EU regulators start review of China’s Sinovac vaccine
The European Union’s drug regulator announced Tuesday that it has started a rolling review of China’s Sinovac coronavirus vaccine to assess its effectiveness and safety, a first step toward possible approval for use in the 27-nation bloc.
The European Medicines Agency said Tuesday that its decision to start the review is based on preliminary results from laboratory studies and clinical studies.
“These studies suggest that the vaccine triggers the production of antibodies” that fight the coronavirus “and may help protect against the disease,” the agency said in a statement.
The EMA, which so far has approved four coronavirus vaccines, added that no application seeking marketing authorization for the Sinovac vaccine has been submitted yet.
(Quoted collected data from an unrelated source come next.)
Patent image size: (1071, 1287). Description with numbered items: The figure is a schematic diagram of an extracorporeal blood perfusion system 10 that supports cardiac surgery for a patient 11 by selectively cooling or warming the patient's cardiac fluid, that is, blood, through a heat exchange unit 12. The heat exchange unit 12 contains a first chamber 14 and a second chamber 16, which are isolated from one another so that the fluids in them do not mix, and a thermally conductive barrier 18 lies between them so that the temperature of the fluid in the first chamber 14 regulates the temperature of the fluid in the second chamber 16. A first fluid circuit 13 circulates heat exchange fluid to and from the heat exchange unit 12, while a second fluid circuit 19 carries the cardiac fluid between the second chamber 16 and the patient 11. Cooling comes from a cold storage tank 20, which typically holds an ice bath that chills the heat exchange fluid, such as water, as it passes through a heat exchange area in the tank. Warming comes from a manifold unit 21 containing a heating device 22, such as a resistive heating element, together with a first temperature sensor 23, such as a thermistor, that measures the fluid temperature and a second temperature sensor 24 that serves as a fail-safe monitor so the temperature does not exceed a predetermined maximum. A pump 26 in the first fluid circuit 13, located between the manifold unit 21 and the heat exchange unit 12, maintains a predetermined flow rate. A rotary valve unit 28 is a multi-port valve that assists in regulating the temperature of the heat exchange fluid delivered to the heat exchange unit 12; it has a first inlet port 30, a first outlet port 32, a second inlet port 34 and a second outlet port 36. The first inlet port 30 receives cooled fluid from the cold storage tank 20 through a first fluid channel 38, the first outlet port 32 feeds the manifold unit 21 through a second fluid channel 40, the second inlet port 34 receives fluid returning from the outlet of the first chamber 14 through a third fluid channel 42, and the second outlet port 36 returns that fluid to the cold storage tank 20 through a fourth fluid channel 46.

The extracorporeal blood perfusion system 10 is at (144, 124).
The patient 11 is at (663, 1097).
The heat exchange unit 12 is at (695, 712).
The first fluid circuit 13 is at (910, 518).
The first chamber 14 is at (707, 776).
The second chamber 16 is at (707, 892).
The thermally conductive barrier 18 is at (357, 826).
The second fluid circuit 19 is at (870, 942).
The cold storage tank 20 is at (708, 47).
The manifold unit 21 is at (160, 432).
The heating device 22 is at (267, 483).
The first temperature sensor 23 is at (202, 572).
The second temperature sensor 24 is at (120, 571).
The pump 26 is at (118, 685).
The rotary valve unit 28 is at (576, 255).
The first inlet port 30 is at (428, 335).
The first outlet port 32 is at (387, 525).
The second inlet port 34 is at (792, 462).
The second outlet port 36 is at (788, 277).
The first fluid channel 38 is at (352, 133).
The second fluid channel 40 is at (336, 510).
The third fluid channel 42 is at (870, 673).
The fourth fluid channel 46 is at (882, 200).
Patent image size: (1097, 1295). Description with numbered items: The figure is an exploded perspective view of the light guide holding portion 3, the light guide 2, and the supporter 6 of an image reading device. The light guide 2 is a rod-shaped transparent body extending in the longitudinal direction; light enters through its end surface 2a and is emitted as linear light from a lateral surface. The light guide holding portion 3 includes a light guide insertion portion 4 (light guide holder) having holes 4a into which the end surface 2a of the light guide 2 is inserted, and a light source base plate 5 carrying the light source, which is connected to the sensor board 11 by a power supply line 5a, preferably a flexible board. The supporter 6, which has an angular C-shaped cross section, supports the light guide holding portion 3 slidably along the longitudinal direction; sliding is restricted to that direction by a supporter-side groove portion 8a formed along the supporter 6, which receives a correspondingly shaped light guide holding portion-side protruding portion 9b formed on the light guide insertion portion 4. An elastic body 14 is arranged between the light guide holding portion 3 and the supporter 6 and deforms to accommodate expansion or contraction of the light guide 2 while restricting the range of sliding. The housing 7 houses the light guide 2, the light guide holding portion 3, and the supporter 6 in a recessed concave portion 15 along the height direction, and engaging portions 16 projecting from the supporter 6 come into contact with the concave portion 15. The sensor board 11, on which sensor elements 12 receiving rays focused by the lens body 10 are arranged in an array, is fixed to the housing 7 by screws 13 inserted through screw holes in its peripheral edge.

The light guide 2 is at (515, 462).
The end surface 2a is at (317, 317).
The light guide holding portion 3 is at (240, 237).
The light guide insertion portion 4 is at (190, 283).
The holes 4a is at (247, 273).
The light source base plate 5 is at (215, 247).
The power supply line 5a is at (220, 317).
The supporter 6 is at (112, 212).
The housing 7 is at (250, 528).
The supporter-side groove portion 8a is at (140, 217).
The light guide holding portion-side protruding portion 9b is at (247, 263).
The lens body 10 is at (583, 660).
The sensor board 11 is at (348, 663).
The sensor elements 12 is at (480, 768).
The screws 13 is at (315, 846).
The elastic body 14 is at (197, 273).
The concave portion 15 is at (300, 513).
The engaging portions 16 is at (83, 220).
The agency said its experts will “evaluate data as they become available to decide if the benefits outweigh the risks” of the vaccine. The rolling review will continue until “enough evidence is available for a formal marketing authorization application,” the EMA said, adding that it could not predict timelines.
The announcement from the Amsterdam-based agency came a day after a top World Health Organization official said the WHO is set to decide this week whether to approve two Chinese COVID-19 vaccines for emergency use.
Such approval would mark the first time that a Chinese vaccine had been granted a so-called emergency use listing from the U.N. health agency, and would trigger a broader rollout of Chinese vaccines that are already being used in some countries beyond China.